Unfortunately this was not the concert I had bought tickets for. The original plan was for a performance of Ravel’s complete music for ‘Daphnis et Chloé’ by Les Siecles under François-Xavier Roth, which I was particularly looking forward to. However, the enforced absence of Roth meant a change in programme as well as a change in conductor. French conductor Louis Langrée took over the baton for a concert of works by French composers.
Louis Langrée
To begin, we were able to hear the world’s first performance of a work by Maurice Ravel. A strange occurance considering that he has been dead for 87 years, but in 2023 the Bibliothèque nationale de France acquired the manuscript of a short composition for mixed choir and orchestra based on a poem by Armand Silvestre entitled ‘Amants qui suivez le chemin’, probably composed between 1902 and 1905. It was delightfully performed, especially by the Radio France choir.
Radio France choir
Another short work followed, ‘Thème varié pour violin et orchestre’ by Charlotte Sohy, a composer I was not familiar with, even though she left a large number of compositions including piano pieces, trios, string quartets, songs, masses, a symphony and the lyrical drama ‘L’Esclave couronnée’. She sounds like someone I should find out more about; she also wrote plays and a novel and her musical compositions were frequently performed by Maurice Ravel and Gabriel Fauré, providing a link within tonight’s programme.

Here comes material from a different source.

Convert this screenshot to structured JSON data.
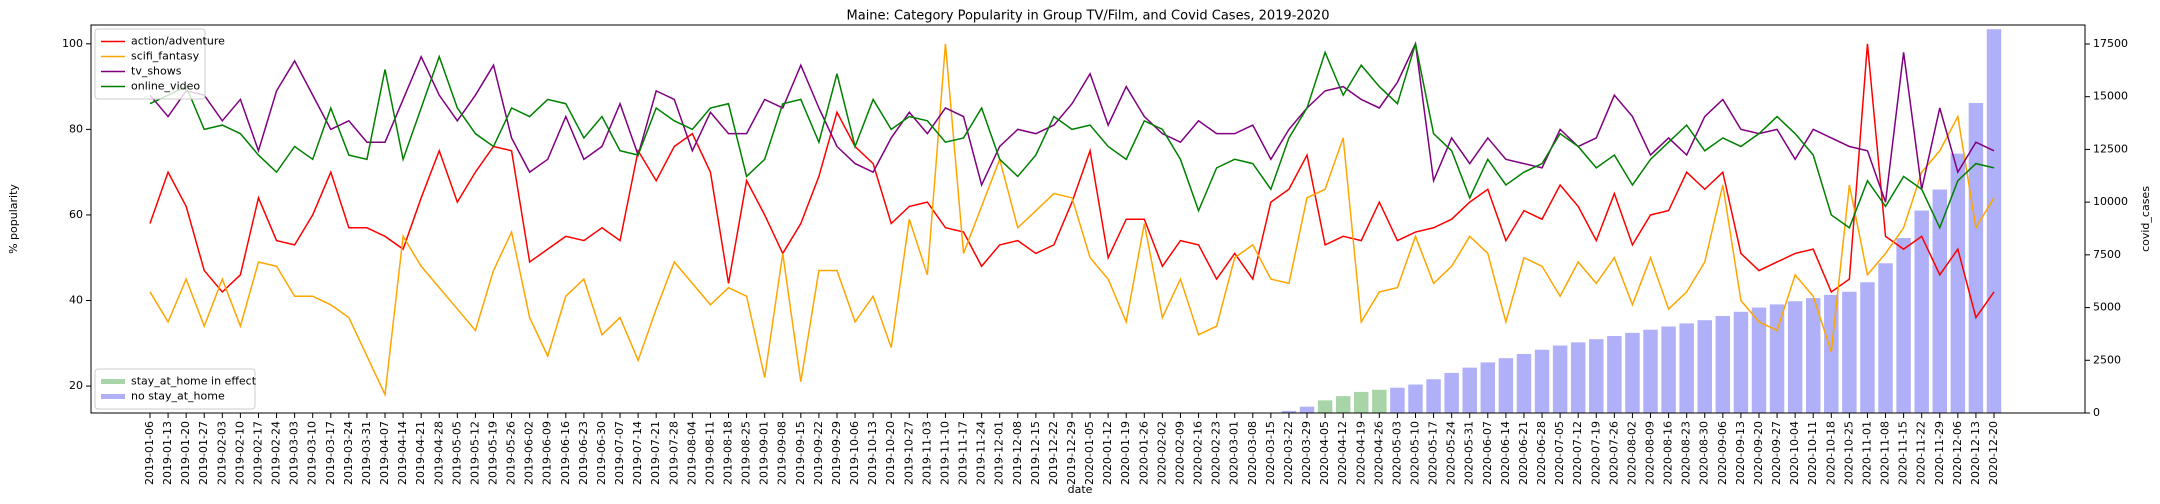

We were treated to the usual high quality of violin playing from Renaud Capuçon in both Sohy’s ‘Thème’ and the next work, Gabriel Fauré’s D minor ‘Concerto pour violin et orchestre’. Again it is a short work as only the first of two completed movements, the Allegro, has survived, although Fauré reused some of its themes in his later String Quartet.
Renaud Capuçon
The second half of the concert was a much brighter and livelier affair, with two works by Ravel superbly performed by Les Siecles. The first was ‘Ma Mère l’Oye’, based on fairy tales and originally written for children in 1910 as a piano duet, before being orchestrated the following year, the version we heard. Ravel would subsequently add additional pieces and interludes to transform it into a ballet. The musicians of Les Siècles use French instruments from the beginning of the twentieth century, so we were hearing the works in versions that Ravel would have been familiar with.
The earlier sections have plenty of room for the wind instruments to impress, with flute and piccolo solos, then clarinet and contrabassoon, before concluding with the impressionist ‘Le jardin féerique’ in which Sleeping Beauty, represented by the celesta, awakes to a wonderful crescendo.
The final piece was the highlight of the evening. Even though we didn’t get the promised complete ‘Daphis et Chloé’ ballet music, we did at least get the more-often performed ‘Suite no. 2’. It was a chance for Les Siècles to shine, and shine they did. Both the orchestra and the choir were superb, so much so that they were called back to play the final section all over again, much to the audience’s delight.